1 result for (book:tes3 AND session:100 AND stemmed:his)
[... 14 paragraphs ...]
Ruburt, in writing his Introduction this afternoon, used a term which is an excellent one.
[... 17 paragraphs ...]
I am fully aware that your landlord and friend has asked me to locate his old thermostat cover.
[... 1 paragraph ...]
He intended to place it on a shelf in the cellar, but instead shoved it with other metal objects, where it ended up on the floor of his Jeep, with or underneath some rubbish.
It was dumped either someplace on his own property or in a public dumping area, whichever area is by a hill, and it is still there. Not destroyed, but partially damaged. I trust this will satisfy him.
[... 3 paragraphs ...]
Upon another occasion however, we will discuss your relationship with him and his wife, and the rather bizarre circumstances that surround the man and his youngest son.
[... 12 paragraphs ...]
(Break at 10:05. Jane was dissociated as usual. I did remember Seth’s previous answer concerning the top question above, and it was to the effect that his experience with Jane and I is his first, at least on this plane. I was hoping he would elaborate on the experience. I regret that I am unable to give the reader a page number for the previous answer. I am making my own version of an index for the material, and have not yet covered that particular session.
[... 1 paragraph ...]
(The experience: Jimmy operates a supper club in Elmira, which Jane and I visit frequently. Some of my paintings hang there. Jimmy usually closes after 1 AM; by NY law he cannot serve drinks after 1 AM. On this particular evening during the first week in October 1964, he had some extra work to do. Shortly after 1 AM he took a waitress to her home in his Jeep. With him he also had some fresh tomatoes, and with these he stopped at his mother’s home while on his way back to the club.
(His mother’s home was dark, of course, and not wanting to disturb her merely to leave the tomatoes, Jimmy left them on the back porch. His father had died a few months ago, and while he stood in the backyard, a place he knew and had loved since childhood, Jimmy thought to himself: “Now, if I could see my father’s apparition, then I could tell Ma, and she’d feel a lot better,” or words to that effect. Jimmy waited beside the dark and quiet house, staring out into the backyard, but he saw and heard nothing unusual. He is well acquainted with the literature on psychic phenomena.
(He estimates that this little episode took place at about 1:20 AM. Getting back into his Jeep, he drove back to the club, a few blocks away. He arrived there at about 1:30. Just as he entered the kitchen the telephone rang. It was his wife Marian, in a state of high agitation. Marian then described to Jimmy a most vivid and startling experience she had just undergone.
[... 1 paragraph ...]
(Jimmy of course related to Marian his thoughts about seeing his father’s apparition. Doing a little figuring concerning the time, he arrived at the conclusion that Marian had had her experience at approximately the same time he had been standing in back of his mother’s house, thinking about his father. Jimmy speculated that perhaps Marian had received a message from his father, in answer to his wish, even though he, Jimmy, had seen or heard nothing.
[... 2 paragraphs ...]
Now. The experience involving your landlord, his wife and his deceased father, was a legitimate one; but one that I should like to use as an example for a rather long discussion of questions directly resulting from some recent sessions. That is, the question as to the survival of the physical image after the point of so-called death, and the lingering about the physical plane of portions of the personality.

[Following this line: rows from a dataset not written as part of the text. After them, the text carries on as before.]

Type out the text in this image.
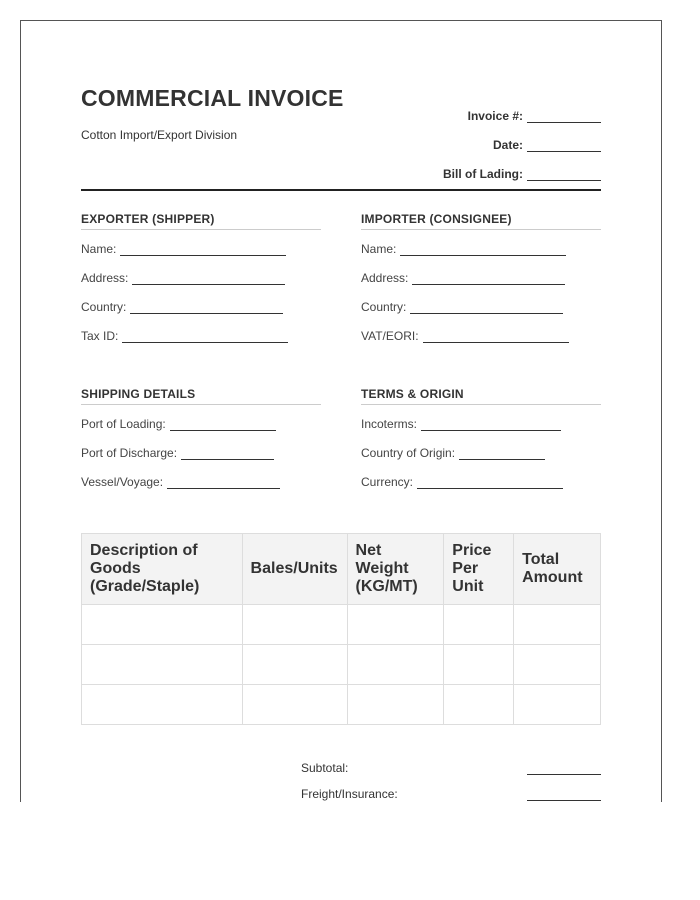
COMMERCIAL INVOICE
Cotton Import/Export Division
Invoice #:
Date:
Bill of Lading:
EXPORTER (SHIPPER)
Name:
Address:
Country:
Tax ID:
IMPORTER (CONSIGNEE)
Name:
Address:
Country:
VAT/EORI:
SHIPPING DETAILS
Port of Loading:
Port of Discharge:
Vessel/Voyage:
TERMS & ORIGIN
Incoterms:
Country of Origin:
Currency:
Description of Goods (Grade/Staple)	Bales/Units	Net Weight (KG/MT)	Price Per Unit	Total Amount

Subtotal:
Freight/Insurance:
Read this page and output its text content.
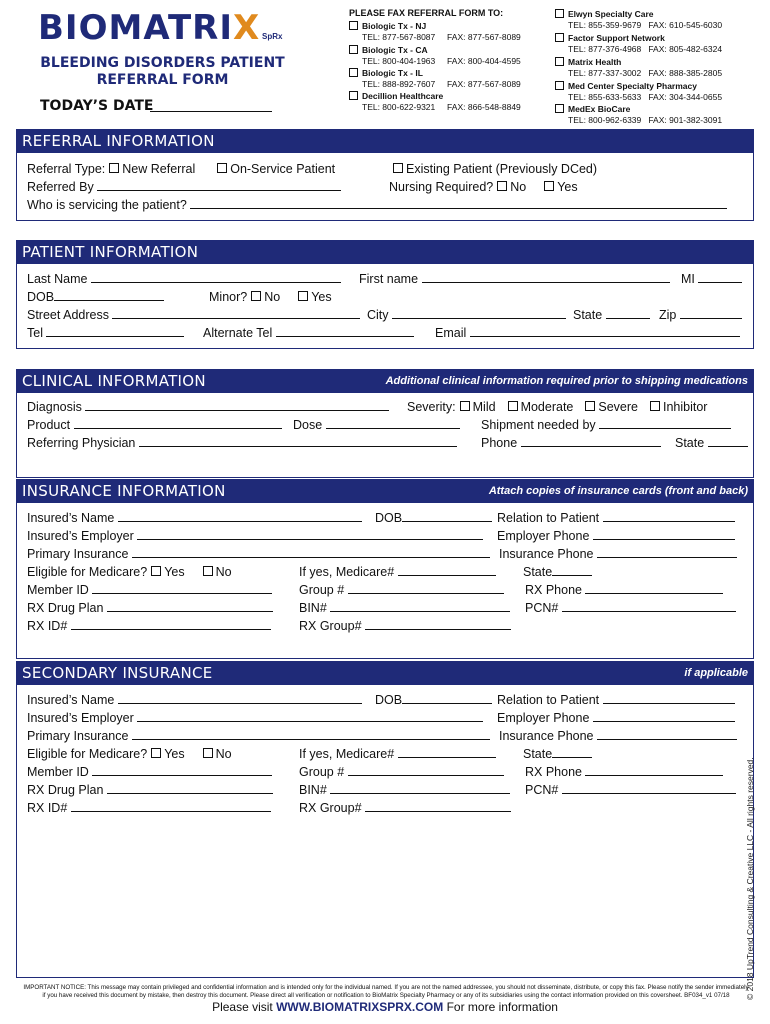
BIOMATRIX SpRx
BLEEDING DISORDERS PATIENT
REFERRAL FORM
TODAY’S DATE
PLEASE FAX REFERRAL FORM TO:
Biologic Tx - NJ
TEL: 877-567-8087     FAX: 877-567-8089
Biologic Tx - CA
TEL: 800-404-1963     FAX: 800-404-4595
Biologic Tx - IL
TEL: 888-892-7607     FAX: 877-567-8089
Decillion Healthcare
TEL: 800-622-9321     FAX: 866-548-8849
Elwyn Specialty Care
TEL: 855-359-9679   FAX: 610-545-6030
Factor Support Network
TEL: 877-376-4968   FAX: 805-482-6324
Matrix Health
TEL: 877-337-3002   FAX: 888-385-2805
Med Center Specialty Pharmacy
TEL: 855-633-5633   FAX: 304-344-0655
MedEx BioCare
TEL: 800-962-6339   FAX: 901-382-3091
REFERRAL INFORMATION
Referral Type: New Referral	On-Service Patient	Existing Patient (Previously DCed)
Referred By	Nursing Required? No Yes
Who is servicing the patient?
PATIENT INFORMATION
Last Name	First name	MI
DOB	Minor? No Yes
Street Address	City	State	Zip
Tel	Alternate Tel	Email
CLINICAL INFORMATION	Additional clinical information required prior to shipping medications
Diagnosis	Severity: Mild Moderate Severe Inhibitor
Product	Dose	Shipment needed by
Referring Physician	Phone	State
INSURANCE INFORMATION	Attach copies of insurance cards (front and back)
Insured’s Name	DOB	Relation to Patient
Insured’s Employer	Employer Phone
Primary Insurance	Insurance Phone
Eligible for Medicare? Yes No	If yes, Medicare#	State
Member ID	Group #	RX Phone
RX Drug Plan	BIN#	PCN#
RX ID#	RX Group#
SECONDARY INSURANCE	if applicable
Insured’s Name	DOB	Relation to Patient
Insured’s Employer	Employer Phone
Primary Insurance	Insurance Phone
Eligible for Medicare? Yes No	If yes, Medicare#	State
Member ID	Group #	RX Phone
RX Drug Plan	BIN#	PCN#
RX ID#	RX Group#	© 2018 UpTrend Consulting & Creative LLC - All rights reserved.
IMPORTANT NOTICE: This message may contain privileged and confidential information and is intended only for the individual named. If you are not the named addressee, you should not disseminate, distribute, or copy this fax. Please notify the sender immediately
if you have received this document by mistake, then destroy this document. Please direct all verification or notification to BioMatrix Specialty Pharmacy or any of its subsidiaries using the contact information provided on this coversheet. BF034_v1 07/18
Please visit WWW.BIOMATRIXSPRX.COM For more information
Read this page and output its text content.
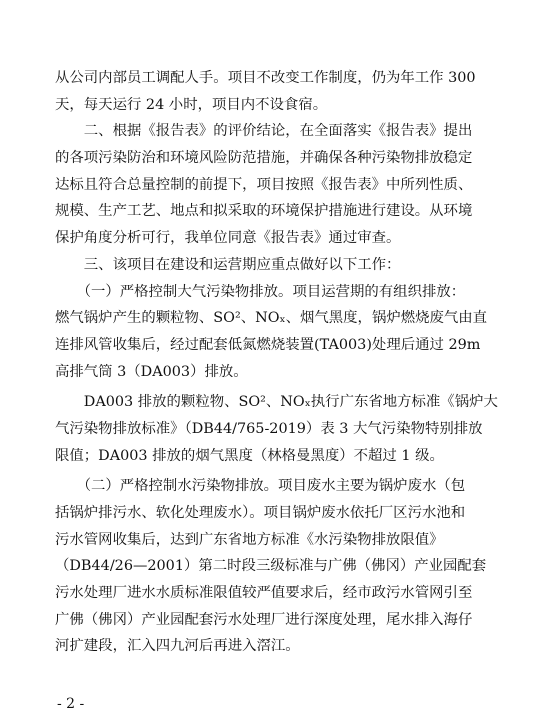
从公司内部员工调配人手。项目不改变工作制度，仍为年工作 300
天，每天运行 24 小时，项目内不设食宿。
　　二、根据《报告表》的评价结论，在全面落实《报告表》提出
的各项污染防治和环境风险防范措施，并确保各种污染物排放稳定
达标且符合总量控制的前提下，项目按照《报告表》中所列性质、
规模、生产工艺、地点和拟采取的环境保护措施进行建设。从环境
保护角度分析可行，我单位同意《报告表》通过审查。
　　三、该项目在建设和运营期应重点做好以下工作：
　　（一）严格控制大气污染物排放。项目运营期的有组织排放：
燃气锅炉产生的颗粒物、SO²、NOₓ、烟气黑度，锅炉燃烧废气由直
连排风管收集后，经过配套低氮燃烧装置(TA003)处理后通过 29m
高排气筒 3（DA003）排放。
　　DA003 排放的颗粒物、SO²、NOₓ执行广东省地方标准《锅炉大
气污染物排放标准》（DB44/765-2019）表 3 大气污染物特别排放
限值；DA003 排放的烟气黑度（林格曼黑度）不超过 1 级。
　　（二）严格控制水污染物排放。项目废水主要为锅炉废水（包
括锅炉排污水、软化处理废水）。项目锅炉废水依托厂区污水池和
污水管网收集后，达到广东省地方标准《水污染物排放限值》
（DB44/26—2001）第二时段三级标准与广佛（佛冈）产业园配套
污水处理厂进水水质标准限值较严值要求后，经市政污水管网引至
广佛（佛冈）产业园配套污水处理厂进行深度处理，尾水排入海仔
河扩建段，汇入四九河后再进入滘江。
- 2 -
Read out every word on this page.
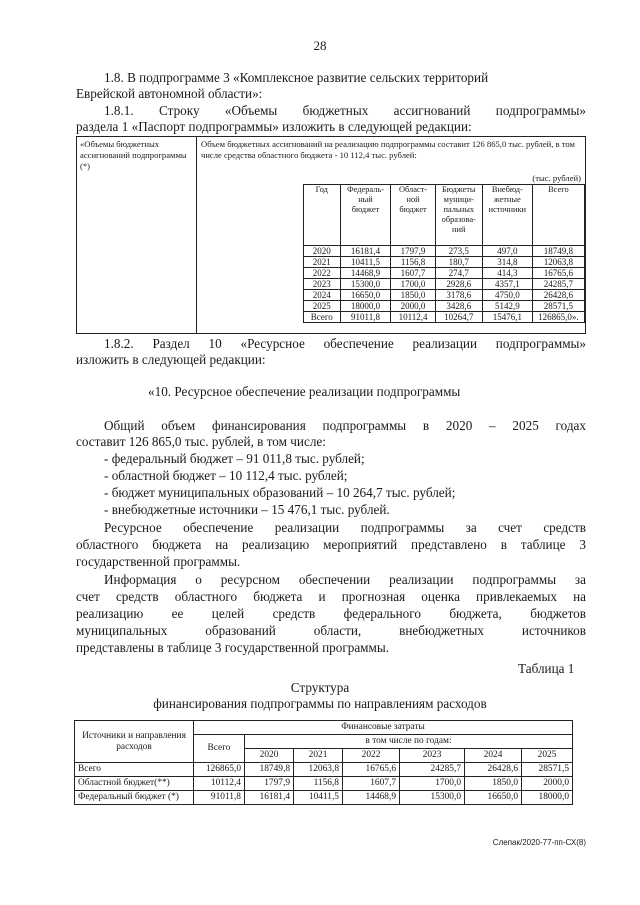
28
1.8. В подпрограмме 3 «Комплексное развитие сельских территорий
Еврейской автономной области»:
1.8.1. Строку «Объемы бюджетных ассигнований подпрограммы»
раздела 1 «Паспорт подпрограммы» изложить в следующей редакции:
«Объемы бюджетных ассигнований подпрограммы (*)
Объем бюджетных ассигнований на реализацию подпрограммы составит 126 865,0 тыс. рублей, в том числе средства областного бюджета - 10 112,4 тыс. рублей:
(тыс. рублей)
Год	Федераль-ный бюджет	Област-ной бюджет	Бюджеты муници-пальных образова-ний	Внебюд-жетные источники	Всего
2020	16181,4	1797,9	273,5	497,0	18749,8
2021	10411,5	1156,8	180,7	314,8	12063,8
2022	14468,9	1607,7	274,7	414,3	16765,6
2023	15300,0	1700,0	2928,6	4357,1	24285,7
2024	16650,0	1850,0	3178,6	4750,0	26428,6
2025	18000,0	2000,0	3428,6	5142,9	28571,5
Всего	91011,8	10112,4	10264,7	15476,1	126865,0».
1.8.2. Раздел 10 «Ресурсное обеспечение реализации подпрограммы»
изложить в следующей редакции:
«10. Ресурсное обеспечение реализации подпрограммы
Общий объем финансирования подпрограммы в 2020 – 2025 годах
составит 126 865,0 тыс. рублей, в том числе:
- федеральный бюджет – 91 011,8 тыс. рублей;
- областной бюджет – 10 112,4 тыс. рублей;
- бюджет муниципальных образований – 10 264,7 тыс. рублей;
- внебюджетные источники – 15 476,1 тыс. рублей.
Ресурсное обеспечение реализации подпрограммы за счет средств
областного бюджета на реализацию мероприятий представлено в таблице 3
государственной программы.
Информация о ресурсном обеспечении реализации подпрограммы за
счет средств областного бюджета и прогнозная оценка привлекаемых на
реализацию ее целей средств федерального бюджета, бюджетов
муниципальных образований области, внебюджетных источников
представлены в таблице 3 государственной программы.
Таблица 1
Структура
финансирования подпрограммы по направлениям расходов
Источники и направления расходов	Финансовые затраты						
	Всего	в том числе по годам:					
		2020	2021	2022	2023	2024	2025
Всего	126865,0	18749,8	12063,8	16765,6	24285,7	26428,6	28571,5
Областной бюджет(**)	10112,4	1797,9	1156,8	1607,7	1700,0	1850,0	2000,0
Федеральный бюджет (*)	91011,8	16181,4	10411,5	14468,9	15300,0	16650,0	18000,0
Слепак/2020-77-пп-СХ(8)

I do not want to begin an involved discussion this evening. I will say that the mentioned experience did involve a communication of the father and his son, taking place through the cooperation of the wife. I will not continue with this this evening, though I will begin the discussion at our next session if you prefer.
[... 6 paragraphs ...]
(This reference to J.J., Jimmy’s youngest son, reminds Jane and me that Jimmy has often mentioned to us that as soon as he began to talk, J.J. started to tell his father about the “playmates” who kept him company through the day. At the time Jimmy was quite intrigued because the only playmates J.J. had were his older brothers and sisters, and these were not the people he was describing. Jimmy states that J.J. related such stories to him up until he was about four years old. J.J. is now six.)
[... 18 paragraphs ...]
(In between these two sightings I saw a middle-aged man in rolled-up white shirt sleeves, sitting at a kitchen-type table and staring to my right. His profile was to me. He had a definite cauliflower ear. His complexion was ruddy, his hair had a reddish tinge. He did not move. He reminded me somewhat of Bill Macdonnel's father, but it was not him. I also recall a small pencil drawing Bill has done of his father in a similar position, but from a full-face angle.)